Aujourd’hui, tout ce qui vient de la gauche, s’agissant de la France, est suspect. Ce ne fut pas toujours le cas, mais aujourd’hui, ça l’est. Le temps de la gauche patriote, qui a versé son sang pour sauver la patrie, est révolu, et, selon tout ce que l’on peut voir ou entendre, ce temps ne reviendra pas de sitôt. La preuve nous en a encore été donnée dimanche dernier lors du meeting du leader de la France Insoumise à Nantes : pas de drapeaux tricolores agités sur les bancs, et à la fin de la harangue, un « Vive la République » non suivi de « Vive la France ».

C’est d’ailleurs un membre de ce parti politique qui a fait voter en catimini une proposition de loi pour la réhabilitation des fusillés de la Grande Guerre. Les lois les plus scélérates sont votées de nuit, dans un hémicycle occupé par les seuls « Judas » que la déconstruction de la nation intéresse. Ils sont à gauche. Essayons de comprendre.

La guerre de 14 a projeté sur le front plusieurs millions d’hommes. Ils constituaient un ensemble parfaitement organisé en unités militaires cohérentes dont les actions ont été le plus souvent parfaitement ordonnées. Mais cet ensemble était un véritable foutoir social, où les plus honnêtes citoyens, les plus nombreux, se sont trouvés mêlés aux malfrats, les instituteurs aux analphabètes, les croyants aux libres penseurs, les riches aux pauvres, les paysans aux ouvriers et les anarchistes aux républicains convaincus.

Rien d’étonnant, alors, que dans les tranchées aient pu s’exercer, sous l’influence de personnalités fortes et décidées, une propagande dénonçant l’inutilité de cette guerre, son inhumanité et l’absurdité des sacrifices exigés d’une jeunesse qui n’aspirait qu’à vivre. Cette propagande a pu influencer les esprits les plus faibles et les conduire à l’irréparable. L’exemple de leurs officiers montant à l’assaut à la tête de leur unité n’a pas suffi à certaines consciences chancelantes d’affermir leurs convictions et leur sens du devoir. 

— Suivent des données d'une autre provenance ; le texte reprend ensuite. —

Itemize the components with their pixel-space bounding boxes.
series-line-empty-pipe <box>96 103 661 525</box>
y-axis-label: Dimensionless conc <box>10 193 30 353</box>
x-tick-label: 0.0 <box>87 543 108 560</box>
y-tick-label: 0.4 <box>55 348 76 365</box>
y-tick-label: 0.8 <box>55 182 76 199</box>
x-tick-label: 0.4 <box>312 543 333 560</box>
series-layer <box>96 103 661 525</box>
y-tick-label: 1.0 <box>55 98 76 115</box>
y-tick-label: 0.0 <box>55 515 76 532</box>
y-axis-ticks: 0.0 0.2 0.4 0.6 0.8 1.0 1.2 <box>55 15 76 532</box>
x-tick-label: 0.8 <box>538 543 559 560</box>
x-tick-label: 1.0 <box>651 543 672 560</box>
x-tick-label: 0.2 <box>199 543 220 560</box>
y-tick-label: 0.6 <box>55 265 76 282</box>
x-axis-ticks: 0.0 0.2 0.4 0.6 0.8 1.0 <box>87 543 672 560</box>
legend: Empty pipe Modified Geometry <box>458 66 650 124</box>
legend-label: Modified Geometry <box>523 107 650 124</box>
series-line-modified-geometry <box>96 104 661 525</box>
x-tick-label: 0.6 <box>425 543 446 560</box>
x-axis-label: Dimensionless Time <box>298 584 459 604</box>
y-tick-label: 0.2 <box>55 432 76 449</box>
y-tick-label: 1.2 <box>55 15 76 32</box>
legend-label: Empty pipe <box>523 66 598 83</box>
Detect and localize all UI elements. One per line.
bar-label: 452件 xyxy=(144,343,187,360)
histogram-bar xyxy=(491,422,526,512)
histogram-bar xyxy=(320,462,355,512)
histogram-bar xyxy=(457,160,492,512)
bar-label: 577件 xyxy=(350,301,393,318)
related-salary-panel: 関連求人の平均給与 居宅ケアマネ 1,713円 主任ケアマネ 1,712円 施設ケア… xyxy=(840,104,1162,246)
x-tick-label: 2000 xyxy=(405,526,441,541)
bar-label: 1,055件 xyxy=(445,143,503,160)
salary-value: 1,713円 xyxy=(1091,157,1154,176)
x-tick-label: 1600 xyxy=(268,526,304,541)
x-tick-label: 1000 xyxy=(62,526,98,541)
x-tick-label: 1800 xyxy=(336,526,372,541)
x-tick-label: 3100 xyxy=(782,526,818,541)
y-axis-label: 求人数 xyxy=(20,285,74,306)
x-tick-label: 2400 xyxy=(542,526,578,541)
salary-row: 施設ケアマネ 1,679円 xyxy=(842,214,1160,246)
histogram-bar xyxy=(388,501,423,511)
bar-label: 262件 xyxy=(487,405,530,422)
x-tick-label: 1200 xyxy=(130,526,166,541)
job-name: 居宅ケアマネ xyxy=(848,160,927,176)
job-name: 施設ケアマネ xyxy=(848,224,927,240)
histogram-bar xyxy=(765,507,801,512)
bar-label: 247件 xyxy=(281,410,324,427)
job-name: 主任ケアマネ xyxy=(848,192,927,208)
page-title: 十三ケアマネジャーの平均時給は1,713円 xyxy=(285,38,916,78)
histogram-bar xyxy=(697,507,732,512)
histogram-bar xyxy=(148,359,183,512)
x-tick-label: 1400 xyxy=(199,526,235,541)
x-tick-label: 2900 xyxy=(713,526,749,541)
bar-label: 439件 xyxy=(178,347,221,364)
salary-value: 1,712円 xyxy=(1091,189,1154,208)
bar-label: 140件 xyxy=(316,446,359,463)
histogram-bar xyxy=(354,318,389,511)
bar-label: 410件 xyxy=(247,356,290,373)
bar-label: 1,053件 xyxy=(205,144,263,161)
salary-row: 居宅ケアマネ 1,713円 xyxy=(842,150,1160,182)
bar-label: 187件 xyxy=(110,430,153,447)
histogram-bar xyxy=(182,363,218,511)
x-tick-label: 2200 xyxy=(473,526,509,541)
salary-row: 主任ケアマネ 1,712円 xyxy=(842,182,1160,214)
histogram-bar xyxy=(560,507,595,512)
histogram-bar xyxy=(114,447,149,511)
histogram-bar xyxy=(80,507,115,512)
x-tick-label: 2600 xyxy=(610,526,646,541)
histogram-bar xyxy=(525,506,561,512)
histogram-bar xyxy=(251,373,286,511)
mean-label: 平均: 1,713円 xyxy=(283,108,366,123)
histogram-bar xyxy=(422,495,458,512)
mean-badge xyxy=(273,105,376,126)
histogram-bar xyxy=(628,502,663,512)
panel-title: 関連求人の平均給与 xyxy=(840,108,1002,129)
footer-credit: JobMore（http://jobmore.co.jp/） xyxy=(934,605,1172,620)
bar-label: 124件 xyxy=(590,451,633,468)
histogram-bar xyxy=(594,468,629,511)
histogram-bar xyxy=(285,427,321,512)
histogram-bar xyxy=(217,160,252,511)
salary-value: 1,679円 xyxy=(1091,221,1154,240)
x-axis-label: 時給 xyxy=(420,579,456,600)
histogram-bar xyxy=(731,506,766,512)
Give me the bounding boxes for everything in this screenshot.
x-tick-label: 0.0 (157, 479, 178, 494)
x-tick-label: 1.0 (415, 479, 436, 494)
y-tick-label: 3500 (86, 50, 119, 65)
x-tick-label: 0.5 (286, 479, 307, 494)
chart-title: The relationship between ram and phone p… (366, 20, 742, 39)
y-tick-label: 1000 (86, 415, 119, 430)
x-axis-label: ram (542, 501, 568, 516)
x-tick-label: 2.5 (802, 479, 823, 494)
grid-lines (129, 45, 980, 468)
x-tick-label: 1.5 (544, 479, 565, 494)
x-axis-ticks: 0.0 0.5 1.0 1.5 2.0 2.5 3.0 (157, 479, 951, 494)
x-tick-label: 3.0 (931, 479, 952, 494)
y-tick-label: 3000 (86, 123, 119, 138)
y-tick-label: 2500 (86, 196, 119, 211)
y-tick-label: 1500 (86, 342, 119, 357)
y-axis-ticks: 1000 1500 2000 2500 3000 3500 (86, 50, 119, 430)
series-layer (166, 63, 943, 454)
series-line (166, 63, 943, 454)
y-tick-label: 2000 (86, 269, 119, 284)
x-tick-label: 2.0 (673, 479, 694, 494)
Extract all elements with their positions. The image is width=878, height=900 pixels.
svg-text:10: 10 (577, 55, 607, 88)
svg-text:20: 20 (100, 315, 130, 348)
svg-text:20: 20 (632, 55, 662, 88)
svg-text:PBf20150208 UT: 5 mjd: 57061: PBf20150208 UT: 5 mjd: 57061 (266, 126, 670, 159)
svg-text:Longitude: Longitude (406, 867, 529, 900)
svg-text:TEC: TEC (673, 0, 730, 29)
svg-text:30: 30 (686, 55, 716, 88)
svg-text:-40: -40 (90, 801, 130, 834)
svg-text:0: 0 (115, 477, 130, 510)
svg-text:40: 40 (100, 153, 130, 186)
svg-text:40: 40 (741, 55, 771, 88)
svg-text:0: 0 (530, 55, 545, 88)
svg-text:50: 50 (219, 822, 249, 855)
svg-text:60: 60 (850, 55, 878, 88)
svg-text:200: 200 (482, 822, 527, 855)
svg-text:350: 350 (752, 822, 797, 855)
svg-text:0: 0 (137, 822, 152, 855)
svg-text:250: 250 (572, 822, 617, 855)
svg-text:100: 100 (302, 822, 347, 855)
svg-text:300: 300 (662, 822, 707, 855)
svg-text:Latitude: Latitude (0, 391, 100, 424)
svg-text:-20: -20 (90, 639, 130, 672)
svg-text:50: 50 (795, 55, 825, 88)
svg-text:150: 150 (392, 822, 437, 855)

Aux yeux de beaucoup de Poilus, certaines manœuvres ou offensives sont apparues comme des fautes intolérables commises par des autorités politiques et militaires dépassées par cette puissante invasion. Dans un premier temps, ce fut en 14 la retraite peu glorieuse de nos armées face à l’avancée allemande jusqu’à leur rétablissement sur la Marne, ou cette « course à la mer » synonyme d’incapacité à percer ou contourner les lignes ennemies. Ils eurent le même sentiment plus tard après l’hécatombe du Chemin des Dames qui rendit plus concrète cette idée d’une boucherie inutile contre laquelle, pour les artistes, intellectuels, militants pacifistes ou syndicalistes, tous solidaires du Poilu sans espoir, il était juste de s’insurger. 

Ces erreurs sanglantes ont pu faire douter le plus courageux des soldats, tout en lui apportant la preuve que les promesses de victoire imminente du haut commandement dissimulaient des sommes incalculables d’incompétences. Elles expliquent ces révoltes, sans pour autant les justifier. Pendant toute la durée de cette guerre, par crainte de mourir ou mus par un irrépressible instinct de conservation, nombreux ont été ceux qui ont essayé d’échapper à l’enfer des tranchées en imaginant toute sorte de combines allant de la mutilation volontaire à la désertion. Ça n’est pas patriotique, mais c’est bassement humain.

L’horreur de la Grande Guerre n’est plus à démontrer, et que certains s’abandonnent à vouloir excuser les refus d’obéissance allant jusqu’à la mutinerie, la grève de la guerre et la désertion, pourrait, sinon se comprendre, du moins s’expliquer. C’est, d’ailleurs, toujours dans les mêmes rangs que se situent les apôtres de l’indulgence et du pardon. Un ancien Premier ministre, socialiste, aujourd’hui considéré comme un sage, a relancé à la fin des années 90 le débat sur ces cas en les faisant passer pour douloureux autant que vertueux, ce qui, d’une certaine manière, est odieux. À quoi pourrait bien servir aux drogués à la mansuétude nocturne, englués dans le déni du déshonneur, de jeter en pâture à l’opinion publique les noms de famille de ceux qui, face à l’ennemi, quelle qu’en puissent être les raisons, se sont mal comportés, tout en alléguant faussement que leur attitude était justifiée et mériterait réhabilitation ?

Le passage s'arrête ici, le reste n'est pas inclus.